Sharks. Tornado. SHARKNADO!
That was the tagline for last evening’s premiere of the SyFy channel original movie, Sharknado. The “mockbuster” movie is based on a hurricane that hits Los Angeles, spawning tornadoes full of sharks.
Nevermind that a hurricane has never hit Los Angeles — although a former hurricane in 1939 did hit Long Beach as a tropical storm. One must go back to 1858 to find a hurricane that struck southern California. As such, the plot is based on a climate change what-if.
Starring Tara Reid and Ian Ziering, written by Thunder Levin, and directed by Anthony C. Ferrante, Sharknado gave rise to a Twitter-avalanche that rivaled the recent volume of discussion following the Asiana 214 plane crash at San Francisco International Airport.

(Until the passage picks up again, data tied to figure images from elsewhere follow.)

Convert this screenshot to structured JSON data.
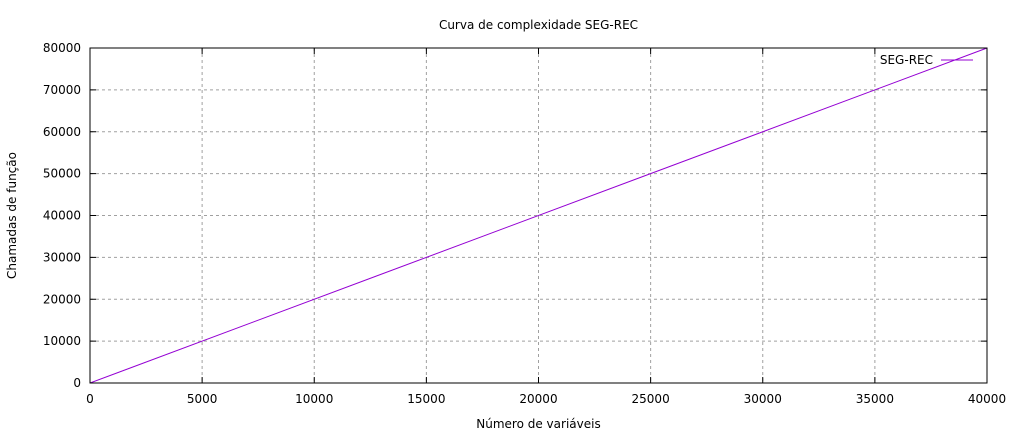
{
  "chart_data": {
    "type": "line",
    "title": "Curva de complexidade SEG-REC",
    "xlabel": "Número de variáveis",
    "ylabel": "Chamadas de função",
    "xlim": [
      0,
      40000
    ],
    "ylim": [
      0,
      80000
    ],
    "x_ticks": [
      0,
      5000,
      10000,
      15000,
      20000,
      25000,
      30000,
      35000,
      40000
    ],
    "y_ticks": [
      0,
      10000,
      20000,
      30000,
      40000,
      50000,
      60000,
      70000,
      80000
    ],
    "grid": true,
    "legend_position": "top-right",
    "series": [
      {
        "name": "SEG-REC",
        "color": "#9400d3",
        "x": [
          0,
          40000
        ],
        "y": [
          0,
          80000
        ]
      }
    ]
  }
}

In the first IMDB user review of Sharknado, entitled, “Gloriously Incompetent and Gleefully Terrible,” user flixspix writes,
And yet with a group of pals you would be hard pressed to find a better time. Absolutely nothing make sense. Physics and natural laws are ignored. Horrible CGI and cringe-worthy dialog. Outrageous continuity exceeded only by horrible color correction and clunky editing. The all together wooden acting no doubt achieved in single takes is sincere, earnest and fails on levels that should win awards.
And you can’t stop watching. My friends, yelled, laughed, joked, stomped, laughed some more and had a fine time. Now how many times can you say that watching a movie? It literally becomes an interactive experience.
It is surely a classic. Not sure exactly what kind. But it is a classic.
But as a scientist, science communications professor, and strategist at the North Carolina Museum of Natural Sciences, I’ve become much more open-minded about strategies to bring science to the public. You really can’t let these cultural phenomena pass you by, no matter how silly they might seem at the outset.
In fact, Atif Kukaswadia wrote on Sci-Ed at PLOS Blogs how science fiction cinema can be used in science education, citing among other examples how Drs. Tara Smith and Greg Tinkler made use of a pending zombie apocalypse to teach Iowa schoolkids about the basic tenets of infection disease pandemics.
The key to this approach is that once a viewer is hooked in to a science fiction film, the visual and emotional energy of such a guilty pleasure can be tapped to distinguish science and fact from what’s portrayed on the screen.
So what science can be taught from Sharknado?
A frank and funny interview with writer Levin revealed his historical knowledge of rare “fish-rain” events that he and his team took to the next “logical” extreme. Indeed, several reports in the meteorological literature note events where fish rained from the sky, predominantly around coastal areas but over inland areas as well. Most often cited is an event in October 1951 where fish were sucked from a large lake in northwestern Macedonia and descended from the sky.
The most recent report came in early 2010 from the remote town of Lajamanu in northcentral Australia, about 400 miles south of Darwin. A photo from this Daily Mail article shows a bucket of dead spangled perch that residents described as being alive when they fell from the sky.
Dr. Greg Forbes (no apparent relationship to Forbes magazine) at the Weather Channel wrote in 2005 about two events in the U.S. that were also attributed to tornadic thunderstorms:
- On 23 October 1947 between 7 and 8 AM fish ranging from 2-9″ in length fell from the sky at Marksville, LA. Fish averaged one per square yard in places. Several people were struck.
– On the morning of 28 June 1957, small fish, frogs, and crayfish fell by the thousands during a rainstorm at Magnolia Terminal near Thomasville, AL. Many of the fish were alive and placed in ponds and swimming pools. There was an F2 tornado 15 miles to the south near Whatley.
I think that the crayfish would definitely hurt.
These rare but real-life events provide an opportunity to discuss topics such as how the forces of a tornado would — or wouldn’t — allow fish to remain alive or how far can a tornado carry objects, from small fish to cows to great white sharks.